Interestingly, the act requires the director to include in the list of hazardous substances those “for which an information alert has been issued by the repository of current data established pursuant to § 147.2.” (Lab.Code, § 6382, subd. (b)(5).) The repository, by interagency agreement, may be DHS, and in that capacity section 6382 anticipates issuance of alerts by DHS.

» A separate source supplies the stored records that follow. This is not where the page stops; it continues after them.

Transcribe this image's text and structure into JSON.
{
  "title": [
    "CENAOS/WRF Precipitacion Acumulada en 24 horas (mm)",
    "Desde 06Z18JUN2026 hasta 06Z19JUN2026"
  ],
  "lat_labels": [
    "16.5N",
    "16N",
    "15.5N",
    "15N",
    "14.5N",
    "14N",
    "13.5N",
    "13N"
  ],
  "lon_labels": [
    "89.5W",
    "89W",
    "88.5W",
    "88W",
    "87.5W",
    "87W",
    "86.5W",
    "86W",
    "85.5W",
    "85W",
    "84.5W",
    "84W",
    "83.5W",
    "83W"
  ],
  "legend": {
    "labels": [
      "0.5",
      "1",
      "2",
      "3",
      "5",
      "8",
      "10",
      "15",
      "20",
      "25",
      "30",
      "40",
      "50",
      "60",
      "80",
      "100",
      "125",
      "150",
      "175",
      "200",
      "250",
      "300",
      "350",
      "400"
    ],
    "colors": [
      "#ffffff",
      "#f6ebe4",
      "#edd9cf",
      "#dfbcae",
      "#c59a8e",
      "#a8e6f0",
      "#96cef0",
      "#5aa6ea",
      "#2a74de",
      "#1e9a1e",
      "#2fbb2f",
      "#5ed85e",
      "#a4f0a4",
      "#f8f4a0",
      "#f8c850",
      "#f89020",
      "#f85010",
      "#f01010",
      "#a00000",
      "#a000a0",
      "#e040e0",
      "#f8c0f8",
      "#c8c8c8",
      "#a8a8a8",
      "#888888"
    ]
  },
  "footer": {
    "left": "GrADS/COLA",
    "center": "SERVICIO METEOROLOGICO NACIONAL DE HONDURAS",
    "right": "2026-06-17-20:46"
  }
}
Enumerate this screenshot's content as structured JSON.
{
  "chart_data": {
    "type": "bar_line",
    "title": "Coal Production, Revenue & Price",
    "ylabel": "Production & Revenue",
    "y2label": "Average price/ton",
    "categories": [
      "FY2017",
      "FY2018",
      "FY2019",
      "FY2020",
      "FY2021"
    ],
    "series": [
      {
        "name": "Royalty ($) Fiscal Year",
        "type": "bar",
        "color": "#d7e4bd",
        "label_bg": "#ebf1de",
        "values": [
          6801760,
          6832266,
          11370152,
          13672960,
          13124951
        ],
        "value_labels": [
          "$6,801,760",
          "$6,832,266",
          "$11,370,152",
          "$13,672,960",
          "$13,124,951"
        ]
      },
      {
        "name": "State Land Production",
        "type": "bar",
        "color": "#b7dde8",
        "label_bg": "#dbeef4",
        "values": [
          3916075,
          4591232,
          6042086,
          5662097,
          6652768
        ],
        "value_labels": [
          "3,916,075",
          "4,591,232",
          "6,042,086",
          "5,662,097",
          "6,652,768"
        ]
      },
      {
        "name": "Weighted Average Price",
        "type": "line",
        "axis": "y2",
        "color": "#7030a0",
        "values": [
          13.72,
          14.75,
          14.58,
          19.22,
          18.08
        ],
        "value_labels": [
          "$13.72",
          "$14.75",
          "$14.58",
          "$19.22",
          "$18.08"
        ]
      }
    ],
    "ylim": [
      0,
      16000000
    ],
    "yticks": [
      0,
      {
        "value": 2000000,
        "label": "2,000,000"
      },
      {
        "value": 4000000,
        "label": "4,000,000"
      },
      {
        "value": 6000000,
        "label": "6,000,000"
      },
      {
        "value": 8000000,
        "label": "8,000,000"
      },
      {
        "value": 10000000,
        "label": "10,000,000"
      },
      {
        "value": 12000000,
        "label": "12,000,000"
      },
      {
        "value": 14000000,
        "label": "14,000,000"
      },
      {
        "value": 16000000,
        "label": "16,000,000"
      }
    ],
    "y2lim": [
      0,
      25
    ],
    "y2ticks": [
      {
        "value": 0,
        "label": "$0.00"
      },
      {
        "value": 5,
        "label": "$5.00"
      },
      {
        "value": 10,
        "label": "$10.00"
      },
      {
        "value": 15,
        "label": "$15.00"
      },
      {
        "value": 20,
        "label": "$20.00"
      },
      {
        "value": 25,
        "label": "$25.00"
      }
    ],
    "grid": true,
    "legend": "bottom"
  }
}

We have determined that the Legislature did not limit the authority to issue information and/or hazard alerts exclusively to DIR, but established a complementary system whereby DIR and DHS share responsibility for improving the health and safety of the California workplace. Specifically, DIR and DHS are authorized to establish a repository of information by interagency agreement on the potential risks of exposure to toxic materials and harmful substances. There is nothing in the legislation to preclude DHS from acting as the repository and, in that capacity, from issuing and disseminating alerts according to the terms of the agreement.
The judgment is affirmed.
1. Although counsel at oral argument were unsure whether the agreement had expired, the agreement was effective by its terms from July 1, 1989, through June 30, 1990. There is no indication in the record that the agreement was renewed.
RAYE, Associate Justice.
MARLER, Acting P.J., and NICHOLSON, J., concur.